State TV quoted Behrouz Kamalvandi, a spokesman for Iran's civilian nuclear program, announcing the incident on Sunday.
Kamalvandi said there were no injuries or pollution cause by the incident.
The Farsi word state television used in its report attributed to Kamalvandi can be used for both "accident" and "incident."
It did not immediately clarify the report, which ran at the bottom of its screen on its live broadcast.
Natanz suffered a mysterious explosion in July that authorities later described as sabotage.

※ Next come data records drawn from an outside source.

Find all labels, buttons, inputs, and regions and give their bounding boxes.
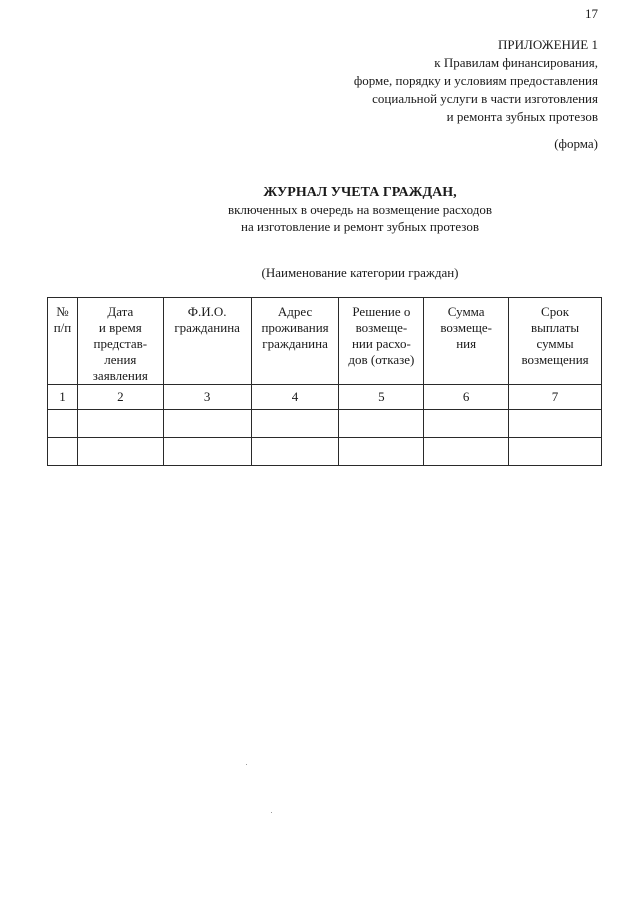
scan-speck [271, 812, 272, 813]
document-subtitle: на изготовление и ремонт зубных протезов [240, 219, 479, 234]
appendix-line: социальной услуги в части изготовления [372, 91, 598, 106]
empty-cell [163, 438, 251, 466]
empty-cell [251, 410, 339, 438]
document-subtitle: включенных в очередь на возмещение расходов [227, 202, 493, 217]
appendix-header [198, 36, 598, 126]
column-number: 4 [251, 385, 339, 410]
table-row [48, 438, 602, 466]
empty-cell [509, 438, 602, 466]
page-number: 17 [585, 6, 598, 21]
empty-cell [424, 410, 509, 438]
empty-cell [509, 410, 602, 438]
column-number: 7 [509, 385, 602, 410]
empty-cell [48, 438, 78, 466]
empty-cell [251, 438, 339, 466]
form-label: (форма) [554, 136, 598, 151]
header-cell-amount: Сумма возмеще- ния [424, 298, 509, 385]
column-number: 5 [339, 385, 424, 410]
empty-cell [163, 410, 251, 438]
header-cell-date: Дата и время представ- ления заявления [77, 298, 163, 385]
appendix-line: форме, порядку и условиям предоставления [353, 73, 598, 88]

Israel, Iran's regional arch-enemy, has been suspected of carrying out an attack there, as well as launching other assaults, as world powers negotiate with Tehran over its nuclear deal.
On Saturday, Iran announced it had launched a chain of 164 IR-6 centrifuges at the plant, injecting them with uranium gas and beginning their rapid spinning.
Officials also began testing the IR-9 centrifuge, which they say will enrich uranium 50 times faster than Iran's first-generation centrifuges, the IR-1.
The previously agreed nuclear deal limited Iran to using only IR-1s for enrichment.
Since then-president Donald Trump's withdrawal from the Iran nuclear deal in 2018, Tehran has abandoned all the limits of its uranium stockpile.
It now enriches up to 20 per cent purity, a technical step away from weapons-grade levels of 90 per cent.
Iran maintains its atomic program is for peaceful purposes, but fears about Tehran having the ability to make a bomb saw world powers reach the deal with the Islamic Republic in 2015.
The deal lifted economic sanctions on Iran in exchange for limiting its program and allowing inspectors from the International Atomic Energy Agency to keep a close watch on its work.
On Tuesday, an Iranian cargo ship said to serve as a floating base for Iran's paramilitary Revolutionary Guard forces off the coast of Yemen was struck by an explosion, likely from a limpet mine.
Iran has blamed Israel for the blast, with the attack simply the latest in a long-running shadow war targeting shipping in the region.